Imagine we have a population and $Y$ is a summary of that population. Then $P(Y \in (y, y + \Delta y))$ is counting the proportion of individuals that have variable $Y$ in the range $(y, y + \Delta y)$. You can consider this as a "bin" of size $\Delta y$ and we are counting how many individuals are inside that bin.
Now let us re-express those individuals in terms of another variable, $X$. Given that we know that $Y$ and $X$ are related as $Y = X^2$, the event $Y\in (y, y + \Delta y)$ is the same as the event $X^2 \in (x^2, (x + \Delta x)^2)$ which is the same as the event $ X \in (|x|, |x| + \Delta x)~ \text{or}~ X \in (- |x| -\Delta x, -|x| )$. Thus, the individuals that are in the bin $(y, y + \Delta y)$ must also be in the bins $(|x|, |x| + \Delta x)$ and $ (- |x| -\Delta x, -|x| )$. In other words, those bins must have the same proportion of individuals,
\begin{align}
P(Y \in (y, y + \Delta y))
&=P\left( X \in (|x|, |x| + \Delta x) \right) + P\left( X \in (- |x| -\Delta x, -|x| )\right)
\end{align}
Ok, now let's get to the density. First, we need to define what a probability density is. As the name suggests, it is the proportion of individuals per area. That is, we count the share of individuals on that bin and divide by the size of the bin. Since we have established that the proportions of people are the same here, but the size of the bins have changed, we conclude the density will be different. But different by how much?

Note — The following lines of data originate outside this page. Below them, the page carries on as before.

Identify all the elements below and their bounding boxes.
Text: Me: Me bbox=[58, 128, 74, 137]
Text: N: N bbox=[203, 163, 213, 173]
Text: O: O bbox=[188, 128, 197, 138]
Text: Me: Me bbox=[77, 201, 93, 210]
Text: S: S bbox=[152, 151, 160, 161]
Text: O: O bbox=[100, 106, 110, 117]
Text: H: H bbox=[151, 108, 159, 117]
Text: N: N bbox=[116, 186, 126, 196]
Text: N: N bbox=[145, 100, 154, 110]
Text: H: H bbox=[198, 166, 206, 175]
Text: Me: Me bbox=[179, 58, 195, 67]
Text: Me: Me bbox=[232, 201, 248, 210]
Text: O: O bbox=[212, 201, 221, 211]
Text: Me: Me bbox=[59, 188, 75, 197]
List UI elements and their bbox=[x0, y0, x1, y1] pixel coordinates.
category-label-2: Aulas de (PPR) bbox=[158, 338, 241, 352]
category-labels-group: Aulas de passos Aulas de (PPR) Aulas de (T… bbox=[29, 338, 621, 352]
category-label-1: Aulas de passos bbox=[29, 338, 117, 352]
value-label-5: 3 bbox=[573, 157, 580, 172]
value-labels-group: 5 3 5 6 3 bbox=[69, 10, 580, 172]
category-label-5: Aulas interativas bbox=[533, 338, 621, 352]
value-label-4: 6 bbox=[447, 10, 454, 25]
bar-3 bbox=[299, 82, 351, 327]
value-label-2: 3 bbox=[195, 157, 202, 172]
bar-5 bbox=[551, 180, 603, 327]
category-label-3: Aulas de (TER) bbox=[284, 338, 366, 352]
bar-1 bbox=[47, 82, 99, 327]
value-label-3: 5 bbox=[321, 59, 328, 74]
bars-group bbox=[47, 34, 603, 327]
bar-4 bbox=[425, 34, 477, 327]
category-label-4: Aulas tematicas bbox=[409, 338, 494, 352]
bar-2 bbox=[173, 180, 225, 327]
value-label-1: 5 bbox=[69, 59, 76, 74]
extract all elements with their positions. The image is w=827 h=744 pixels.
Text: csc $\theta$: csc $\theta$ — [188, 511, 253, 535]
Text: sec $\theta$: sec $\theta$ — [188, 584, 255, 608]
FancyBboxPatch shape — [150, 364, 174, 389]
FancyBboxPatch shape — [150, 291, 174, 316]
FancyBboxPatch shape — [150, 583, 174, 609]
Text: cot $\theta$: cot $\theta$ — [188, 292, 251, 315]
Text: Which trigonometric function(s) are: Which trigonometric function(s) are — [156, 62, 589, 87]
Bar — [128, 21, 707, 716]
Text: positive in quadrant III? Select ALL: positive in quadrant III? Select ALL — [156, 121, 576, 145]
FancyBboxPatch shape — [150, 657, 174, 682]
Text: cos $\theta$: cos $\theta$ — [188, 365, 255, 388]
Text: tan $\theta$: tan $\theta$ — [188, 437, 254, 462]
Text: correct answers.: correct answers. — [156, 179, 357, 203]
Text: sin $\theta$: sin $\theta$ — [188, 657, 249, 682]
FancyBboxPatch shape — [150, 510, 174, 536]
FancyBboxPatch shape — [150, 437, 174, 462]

As we said, the probability density is the proportion of people in the bin divided by the size of the bin, thus the density of $Y$ is given by $f_Y(y):=\frac{P(Y \in (y, y + \Delta y))}{\Delta y}$. Analogously, the probability density of $X$ is given by $f_X(x):=\frac{P(X \in (x, x + \Delta x))}{\Delta x}$.
From our previous result that the population in each bin is the same we then have that,
\begin{align}
f_Y(y):=\frac{P(Y \in (y, y + \Delta y))}{\Delta y} &= \frac{P\left( X \in (|x|, |x| + \Delta x) \right) + P\left( X \in (- |x| - \Delta x, -|x| )\right)}{\Delta y} \\
&= \frac{f_X(|x|)\Delta x + f_{X}(-|x|)\Delta x}{\Delta y}\\
&= \frac{\Delta x}{\Delta y} \left(f_X(|x|) + f_{X}(-|x|) \right)\\
&= \frac{\Delta x}{\Delta y} \left(f_X(\sqrt{y}) + f_{X}(-\sqrt{y}) \right)
\end{align}
That is, the density $f_X(\sqrt{y}) + f_{X}(-\sqrt{y})$ changes by the factor $\frac{\Delta x}{\Delta y}$, which is the relative size of stretching or squeezing the bin size. In our case, since $y = x^2$ we have that $y + \Delta y = (x + \Delta x )^2 = x^2 + 2x \Delta x + \Delta x^2$. If $\Delta x$ is tiny enough we can ignore $\Delta x ^2$, which implies $\Delta y = 2x \Delta x$ and $\frac{\Delta x}{\Delta y} = \frac{1}{2x} = \frac{1}{2 \sqrt{y}}$, and that is why the factor $\frac{1}{2 \sqrt{y}}$ shows up in the transformation.